Being an organ donor wasn’t something that Julie had really considered before. Actually, she had asked John to remove his name from the organ donor registry when they were first married because it upset her to think about it.
But at the time of her daughter’s death, for Julie, donating Missy’s organs was an extension of Missy, who had always gone out of her way to show kindness and compassion to others.
“It was something I could grab on to,” Julie said.
Even after all these years, the couple recalled the heartache of that day, Aug. 20, 1992, and how quickly a regular work day changed into unexpected tragedy.
“It was nine days before her 11th birthday,” John said.
The parents had been at work, and Missy was at home with her two older brothers, Chris, 13, and Brad, 12, who called Julie around noon to tell her that Missy was complaining of a headache and was vomiting.
Julie told the boys to call an ambulance and when she arrived home, she found the ambulance there and her daughter in a coma.
Missy was taken to Ridgeview Medical Center in Waconia, and a helicopter later flew her to Hennepin County Medical Center.
She underwent emergency surgery, which was successful, Julie said. When doctors removed the clot, it was the size of a small grapefruit. Blood flow to the brain, however, had been cut off too long and at 5:15 p.m., Aug. 21, Missy was declared brain dead.

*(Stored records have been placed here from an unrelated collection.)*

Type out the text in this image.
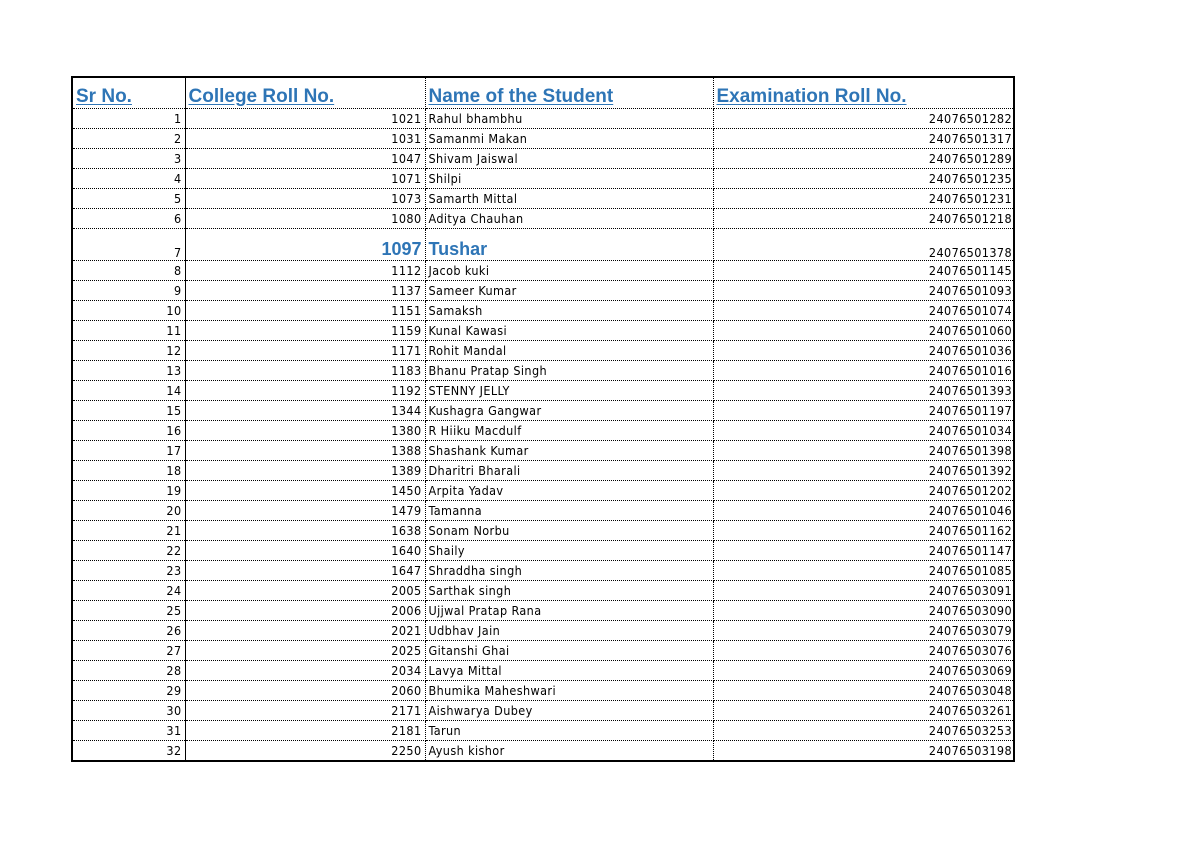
Sr No.	College Roll No.	Name of the Student	Examination Roll No.
1	1021	Rahul bhambhu	24076501282
2	1031	Samanmi Makan	24076501317
3	1047	Shivam Jaiswal	24076501289
4	1071	Shilpi	24076501235
5	1073	Samarth Mittal	24076501231
6	1080	Aditya Chauhan	24076501218
7	1097	Tushar	24076501378
8	1112	Jacob kuki	24076501145
9	1137	Sameer Kumar	24076501093
10	1151	Samaksh	24076501074
11	1159	Kunal Kawasi	24076501060
12	1171	Rohit Mandal	24076501036
13	1183	Bhanu Pratap Singh	24076501016
14	1192	STENNY JELLY	24076501393
15	1344	Kushagra Gangwar	24076501197
16	1380	R Hiiku Macdulf	24076501034
17	1388	Shashank Kumar	24076501398
18	1389	Dharitri Bharali	24076501392
19	1450	Arpita Yadav	24076501202
20	1479	Tamanna	24076501046
21	1638	Sonam Norbu	24076501162
22	1640	Shaily	24076501147
23	1647	Shraddha singh	24076501085
24	2005	Sarthak singh	24076503091
25	2006	Ujjwal Pratap Rana	24076503090
26	2021	Udbhav Jain	24076503079
27	2025	Gitanshi Ghai	24076503076
28	2034	Lavya Mittal	24076503069
29	2060	Bhumika Maheshwari	24076503048
30	2171	Aishwarya Dubey	24076503261
31	2181	Tarun	24076503253
32	2250	Ayush kishor	24076503198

“There are no words to describe someone being in that position,” Julie said. “I was thinking if we could save someone else from going through this, then let’s do it.”

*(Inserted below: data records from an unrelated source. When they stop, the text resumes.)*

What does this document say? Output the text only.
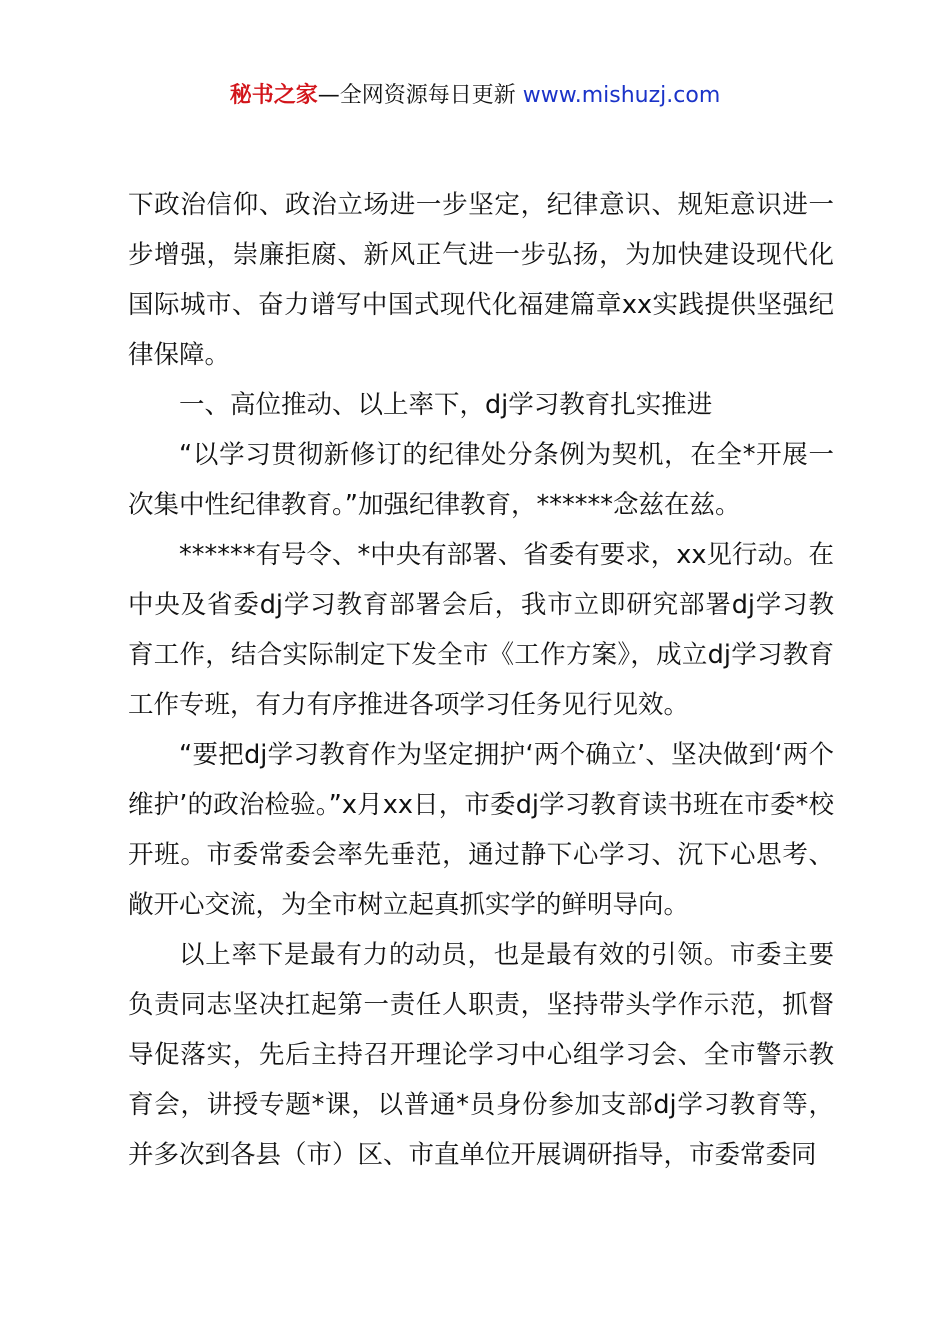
秘书之家—全网资源每日更新 www.mishuzj.com

下政治信仰、政治立场进一步坚定，纪律意识、规矩意识进一步增强，崇廉拒腐、新风正气进一步弘扬，为加快建设现代化国际城市、奋力谱写中国式现代化福建篇章xx实践提供坚强纪律保障。

一、高位推动、以上率下，dj学习教育扎实推进

“以学习贯彻新修订的纪律处分条例为契机，在全*开展一次集中性纪律教育。”加强纪律教育，******念兹在兹。

******有号令、*中央有部署、省委有要求，xx见行动。在中央及省委dj学习教育部署会后，我市立即研究部署dj学习教育工作，结合实际制定下发全市《工作方案》，成立dj学习教育工作专班，有力有序推进各项学习任务见行见效。

“要把dj学习教育作为坚定拥护‘两个确立’、坚决做到‘两个维护’的政治检验。”x月xx日，市委dj学习教育读书班在市委*校开班。市委常委会率先垂范，通过静下心学习、沉下心思考、敞开心交流，为全市树立起真抓实学的鲜明导向。

以上率下是最有力的动员，也是最有效的引领。市委主要负责同志坚决扛起第一责任人职责，坚持带头学作示范，抓督导促落实，先后主持召开理论学习中心组学习会、全市警示教育会，讲授专题*课，以普通*员身份参加支部dj学习教育等，并多次到各县（市）区、市直单位开展调研指导，市委常委同
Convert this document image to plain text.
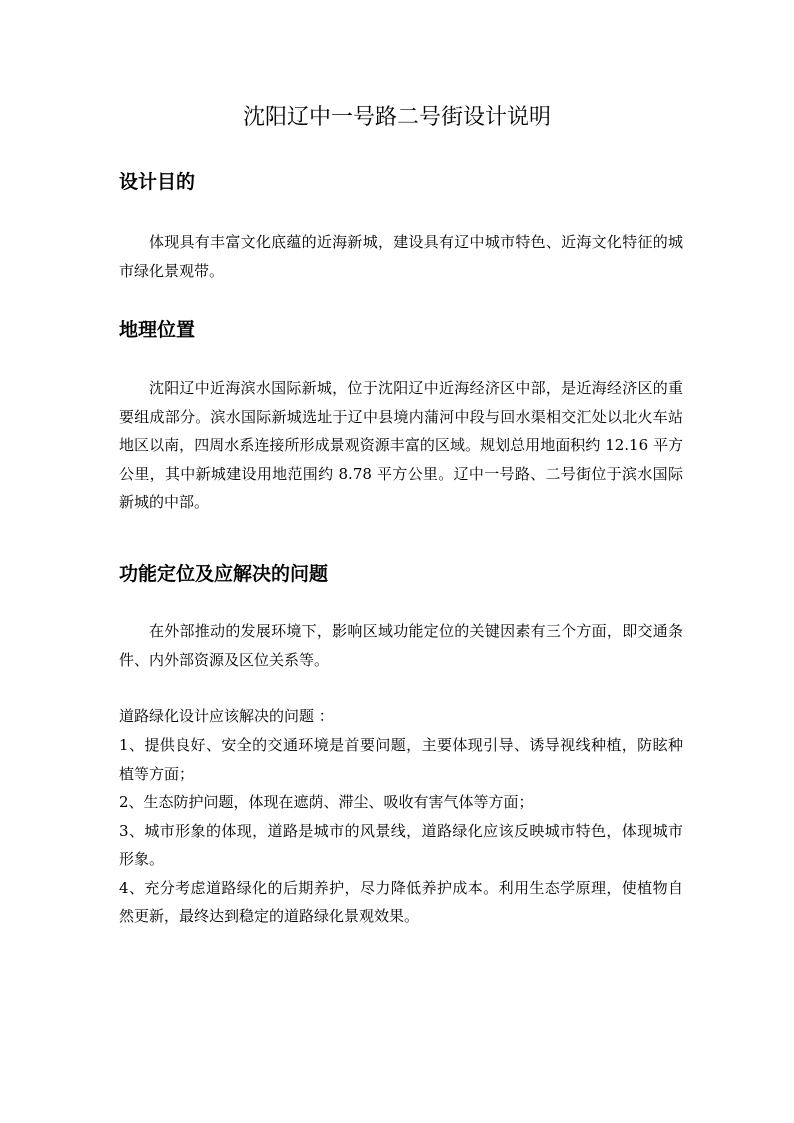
沈阳辽中一号路二号街设计说明
设计目的

体现具有丰富文化底蕴的近海新城，建设具有辽中城市特色、近海文化特征的城市绿化景观带。

地理位置

沈阳辽中近海滨水国际新城，位于沈阳辽中近海经济区中部，是近海经济区的重要组成部分。滨水国际新城选址于辽中县境内蒲河中段与回水渠相交汇处以北火车站地区以南，四周水系连接所形成景观资源丰富的区域。规划总用地面积约 12.16 平方公里，其中新城建设用地范围约 8.78 平方公里。辽中一号路、二号街位于滨水国际新城的中部。

功能定位及应解决的问题

在外部推动的发展环境下，影响区域功能定位的关键因素有三个方面，即交通条件、内外部资源及区位关系等。

道路绿化设计应该解决的问题 ：

1、提供良好、安全的交通环境是首要问题，主要体现引导、诱导视线种植，防眩种植等方面；
2、生态防护问题，体现在遮荫、滞尘、吸收有害气体等方面；
3、城市形象的体现，道路是城市的风景线，道路绿化应该反映城市特色，体现城市形象。
4、充分考虑道路绿化的后期养护，尽力降低养护成本。利用生态学原理，使植物自然更新，最终达到稳定的道路绿化景观效果。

Four people were recipients of Missy’s organs.
Missy’s liver and one kidney went to a man who, four years later, won a silver medal in the Summer Olympics in Atlanta; he sent the medal to the Schlueters to thank them for enabling him to live. Two toddlers, one from Italy and the other from Colorado, received Missy’s heart valves; and an Iowa woman, who at the time was 47, received her other kidney and is still doing well to-date.
“Knowing that Missy’s life goes on in others and is giving them more days with their families is so rewarding. Missy is truly a hero to us and to them,” Julie said.

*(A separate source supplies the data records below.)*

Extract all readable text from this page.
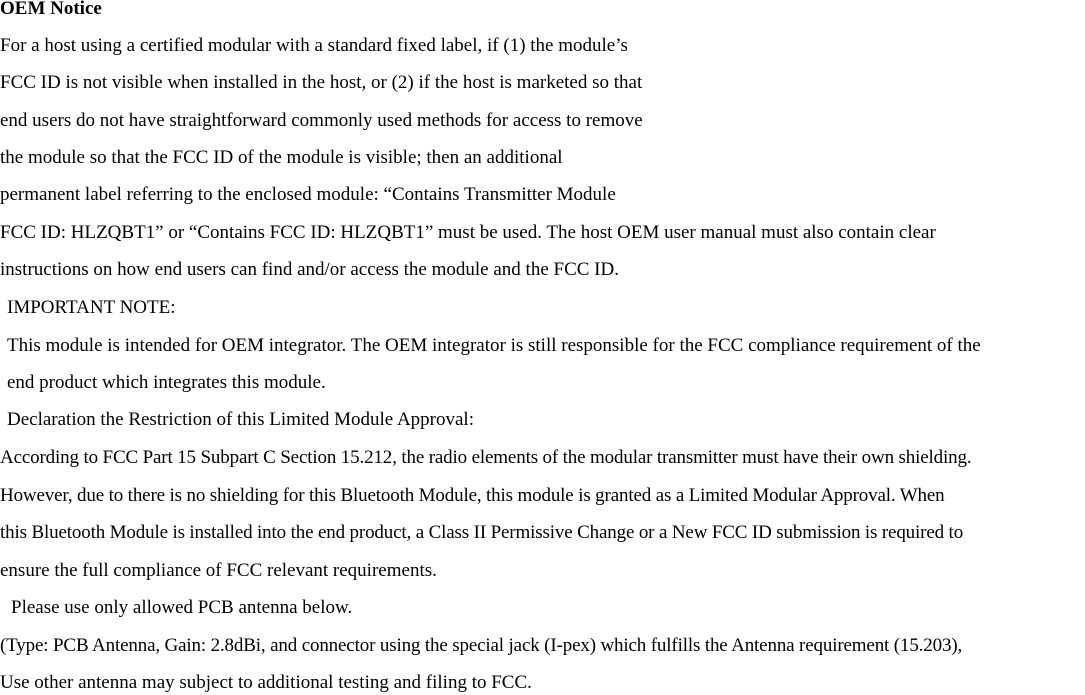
OEM Notice
For a host using a certified modular with a standard fixed label, if (1) the module’s
FCC ID is not visible when installed in the host, or (2) if the host is marketed so that
end users do not have straightforward commonly used methods for access to remove
the module so that the FCC ID of the module is visible; then an additional
permanent label referring to the enclosed module: “Contains Transmitter Module
FCC ID: HLZQBT1” or “Contains FCC ID: HLZQBT1” must be used. The host OEM user manual must also contain clear
instructions on how end users can find and/or access the module and the FCC ID.
IMPORTANT NOTE:
This module is intended for OEM integrator. The OEM integrator is still responsible for the FCC compliance requirement of the
end product which integrates this module.
Declaration the Restriction of this Limited Module Approval:
According to FCC Part 15 Subpart C Section 15.212, the radio elements of the modular transmitter must have their own shielding.
However, due to there is no shielding for this Bluetooth Module, this module is granted as a Limited Modular Approval. When
this Bluetooth Module is installed into the end product, a Class II Permissive Change or a New FCC ID submission is required to
ensure the full compliance of FCC relevant requirements.
Please use only allowed PCB antenna below.
(Type: PCB Antenna, Gain: 2.8dBi, and connector using the special jack (I-pex) which fulfills the Antenna requirement (15.203),
Use other antenna may subject to additional testing and filing to FCC.
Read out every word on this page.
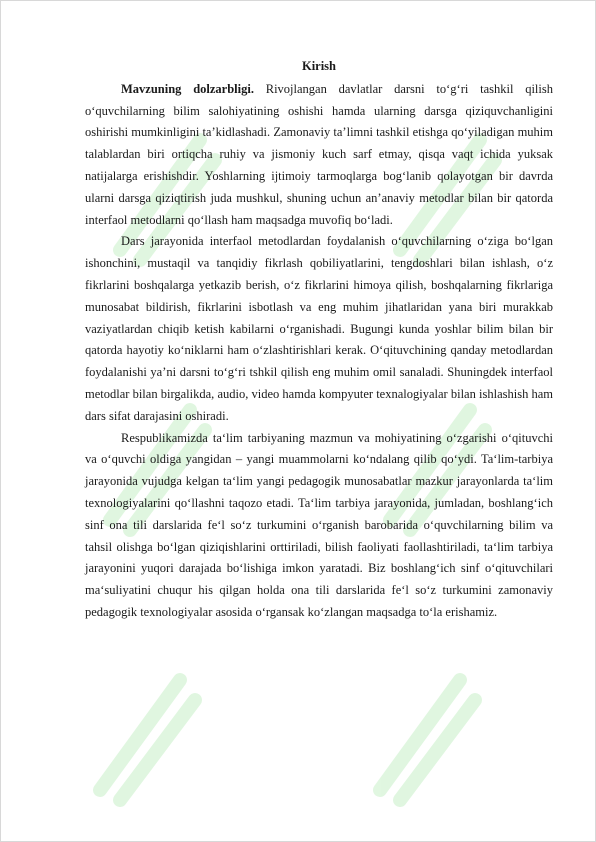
Kirish

Mavzuning dolzarbligi. Rivojlangan davlatlar darsni to‘g‘ri tashkil qilish o‘quvchilarning bilim salohiyatining oshishi hamda ularning darsga qiziquvchanligini oshirishi mumkinligini ta’kidlashadi. Zamonaviy ta’limni tashkil etishga qo‘yiladigan muhim talablardan biri ortiqcha ruhiy va jismoniy kuch sarf etmay, qisqa vaqt ichida yuksak natijalarga erishishdir. Yoshlarning ijtimoiy tarmoqlarga bog‘lanib qolayotgan bir davrda ularni darsga qiziqtirish juda mushkul, shuning uchun an’anaviy metodlar bilan bir qatorda interfaol metodlarni qo‘llash ham maqsadga muvofiq bo‘ladi.

Dars jarayonida interfaol metodlardan foydalanish o‘quvchilarning o‘ziga bo‘lgan ishonchini, mustaqil va tanqidiy fikrlash qobiliyatlarini, tengdoshlari bilan ishlash, o‘z fikrlarini boshqalarga yetkazib berish, o‘z fikrlarini himoya qilish, boshqalarning fikrlariga munosabat bildirish, fikrlarini isbotlash va eng muhim jihatlaridan yana biri murakkab vaziyatlardan chiqib ketish kabilarni o‘rganishadi. Bugungi kunda yoshlar bilim bilan bir qatorda hayotiy ko‘niklarni ham o‘zlashtirishlari kerak. O‘qituvchining qanday metodlardan foydalanishi ya’ni darsni to‘g‘ri tshkil qilish eng muhim omil sanaladi. Shuningdek interfaol metodlar bilan birgalikda, audio, video hamda kompyuter texnalogiyalar bilan ishlashish ham dars sifat darajasini oshiradi.

Respublikamizda ta‘lim tarbiyaning mazmun va mohiyatining o‘zgarishi o‘qituvchi va o‘quvchi oldiga yangidan – yangi muammolarni ko‘ndalang qilib qo‘ydi. Ta‘lim-tarbiya jarayonida vujudga kelgan ta‘lim yangi pedagogik munosabatlar mazkur jarayonlarda ta‘lim texnologiyalarini qo‘llashni taqozo etadi. Ta‘lim tarbiya jarayonida, jumladan, boshlang‘ich sinf ona tili darslarida fe‘l so‘z turkumini o‘rganish barobarida o‘quvchilarning bilim va tahsil olishga bo‘lgan qiziqishlarini orttiriladi, bilish faoliyati faollashtiriladi, ta‘lim tarbiya jarayonini yuqori darajada bo‘lishiga imkon yaratadi. Biz boshlang‘ich sinf o‘qituvchilari ma‘suliyatini chuqur his qilgan holda ona tili darslarida fe‘l so‘z turkumini zamonaviy pedagogik texnologiyalar asosida o‘rgansak ko‘zlangan maqsadga to‘la erishamiz.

The Schlueters continue to talk about their experience and donor awareness at church groups, schools, county fairs, and to medical staff.
“It helps us when we help others,” Julie said. “The more you can do for others, the better you feel.”
Today, John, Julie, and Missy’s brothers are listed on the organ donor registry, as well as many other members of their family.
A living donor transplant
Daryn and Melanie (Otto) Hoof of Lester Prairie experienced a different type of organ transplant, called a living donor liver transplant, which took place Jan. 18, of this year.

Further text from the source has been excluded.